- Church: Roman Catholic Church
- Diocese: Gubbio Città di Castello
- Installed: 29 September 2017 (Gubbio) 18 June 2022 (Città di Castello)
- Predecessor: Mario Ceccobelli (Gubbio) Domenico Cancian (Città di Castello)

Orders
- Ordination: 30 September 1995 by Franco Festorazzi
- Consecration: 3 December 2017 by Edoardo Menichelli

Personal details
- Born: 30 August 1968 (age 56) Jesi, Marche, Italy
- Education: Theological Institute of the Marches (BTh) Salesian Pontifical University (LTh)
- Coat of arms: Luciano Paolucci Bedini's coat of arms

= Luciano Paolucci Bedini =

Italian Catholic bishop (born 1968)

Luciano Paolucci Bedini (born 30 August 1968) is an Italian Roman Catholic prelate who is currently the Bishop of the Diocese of Gubbio and the Diocese of Città di Castello. Bedini was ordained a priest in the Archdiocese of Ancona–Osimo by its archbishop, Franco Festorazzi on 30 September 1995. Before that, he obtained a Bachelor of Theology from the Theological Institute of the Marches.
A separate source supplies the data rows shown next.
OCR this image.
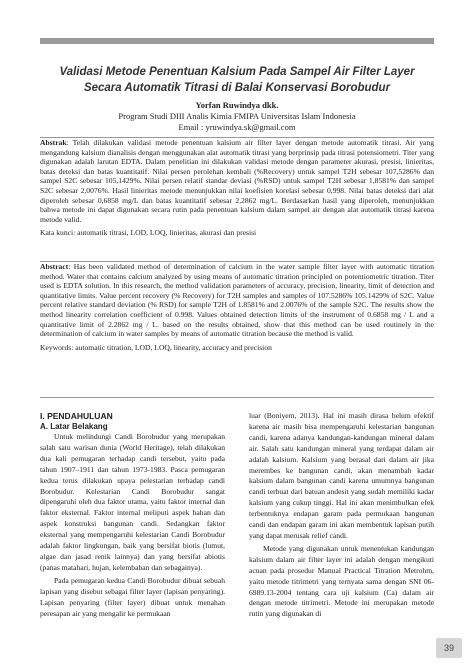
Validasi Metode Penentuan Kalsium Pada Sampel Air Filter Layer Secara Automatik Titrasi di Balai Konservasi Borobudur
Yorfan Ruwindya dkk.
Program Studi DIII Analis Kimia FMIPA Universitas Islam Indonesia
Email : yruwindya.sk@gmail.com
Abstrak: Telah dilakukan validasi metode penentuan kalsium air filter layer dengan metode automatik titrasi. Air yang mengandung kalsium dianalisis dengan menggunakan alat automatik titrasi yang berprinsip pada titrasi potensiometri. Titer yang digunakan adalah larutan EDTA. Dalam penelitian ini dilakukan validasi metode dengan parameter akurasi, presisi, linieritas, batas deteksi dan batas kuantitatif. Nilai persen perolehan kembali (%Recovery) untuk sampel T2H sebesar 107,5286% dan sampel S2C sebesar 105,1429%. Nilai persen relatif standar deviasi (%RSD) untuk sampel T2H sebesar 1,8581% dan sampel S2C sebesar 2,0076%. Hasil linieritas metode menunjukkan nilai koefisien korelasi sebesar 0,998. Nilai batas deteksi dari alat diperoleh sebesar 0,6858 mg/L dan batas kuantitatif sebesar 2,2862 mg/L. Berdasarkan hasil yang diperoleh, menunjukkan bahwa metode ini dapat digunakan secara rutin pada penentuan kalsium dalam sampel air dengan alat automatik titrasi karena metode valid.
Kata kunci: automatik titrasi, LOD, LOQ, linieritas, akurasi dan presisi
Abstract: Has been validated method of determination of calcium in the water sample filter layer with automatic titration method. Water that contains calcium analyzed by using means of automatic titration principled on potentiometric titration. Titer used is EDTA solution. In this research, the method validation parameters of accuracy, precision, linearity, limit of detection and quantitative limits. Value percent recovery (% Recovery) for T2H samples and samples of 107.5286% 105.1429% of S2C. Value percent relative standard deviation (% RSD) for sample T2H of 1.8581% and 2.0076% of the sample S2C. The results show the method linearity correlation coefficient of 0.998. Values obtained detection limits of the instrument of 0.6858 mg / L and a quantitative limit of 2.2862 mg / L. based on the results obtained, show that this method can be used routinely in the determination of calcium in water samples by means of automatic titration because the method is valid.
Keywords: automatic titration, LOD, LOQ, linearity, accuracy and precision
I. PENDAHULUAN
A. Latar Belakang

Untuk melindungi Candi Borobudur yang merupakan salah satu warisan dunia (World Heritage), telah dilakukan dua kali pemugaran terhadap candi tersebut, yaitu pada tahun 1907–1911 dan tahun 1973-1983. Pasca pemugaran kedua terus dilakukan upaya pelestarian terhadap candi Borobudur. Kelestarian Candi Borobudur sangat dipengaruhi oleh dua faktor utama, yaitu faktor internal dan faktor eksternal. Faktor internal meliputi aspek bahan dan aspek konstruksi bangunan candi. Sedangkan faktor eksternal yang mempengaruhi kelestarian Candi Borobudur adalah faktor lingkungan, baik yang bersifat biotis (lumut, algae dan jasad renik lainnya) dan yang bersifat abiotis (panas matahari, hujan, kelembaban dan sebagainya).

Pada pemugaran kedua Candi Borobudur dibuat sebuah lapisan yang disebut sebagai filter layer (lapisan penyaring). Lapisan penyaring (filter layer) dibuat untuk menahan peresapan air yang mengalir ke permukaan

luar (Boniyem, 2013). Hal ini masih dirasa belum efektif karena air masih bisa mempengaruhi kelestarian bangunan candi, karena adanya kandungan-kandungan mineral dalam air. Salah satu kandungan mineral yang terdapat dalam air adalah kalsium. Kalsium yang berasal dari dalam air jika merembes ke bangunan candi, akan menambah kadar kalsium dalam bangunan candi karena umumnya bangunan candi terbuat dari batuan andesit yang sudah memiliki kadar kalsium yang cukup tinggi. Hal ini akan menimbulkan efek terbentuknya endapan garam pada permukaan bangunan candi dan endapan garam ini akan membentuk lapisan putih yang dapat merusak relief candi.

Metode yang digunakan untuk menentukan kandungan kalsium dalam air filter layer ini adalah dengan mengikuti acuan pada prosedur Manual Practical Titration Metrohm, yaitu metode titrimetri yang ternyata sama dengan SNI 06-6989.13-2004 tentang cara uji kalsium (Ca) dalam air dengan metode titrimetri. Metode ini merupakan metode rutin yang digunakan di

39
Bedini then attended the Salesian Pontifical University in Rome from 1996 to 1999 and obtained a Licentiate in Theology. Bedini was appointed as the Bishop of the Diocese of Gubbio on 29 September 2017 and was ordained a bishop by Cardinal Edoardo Menichelli on 3 December 2017. On 7 May 2022, Bedini was appointed as the Bishop of the Diocese of Città di Castello, uniting it with the Diocese of Gubbio in persona Episcopi. He was installed to the position on 18 June 2022.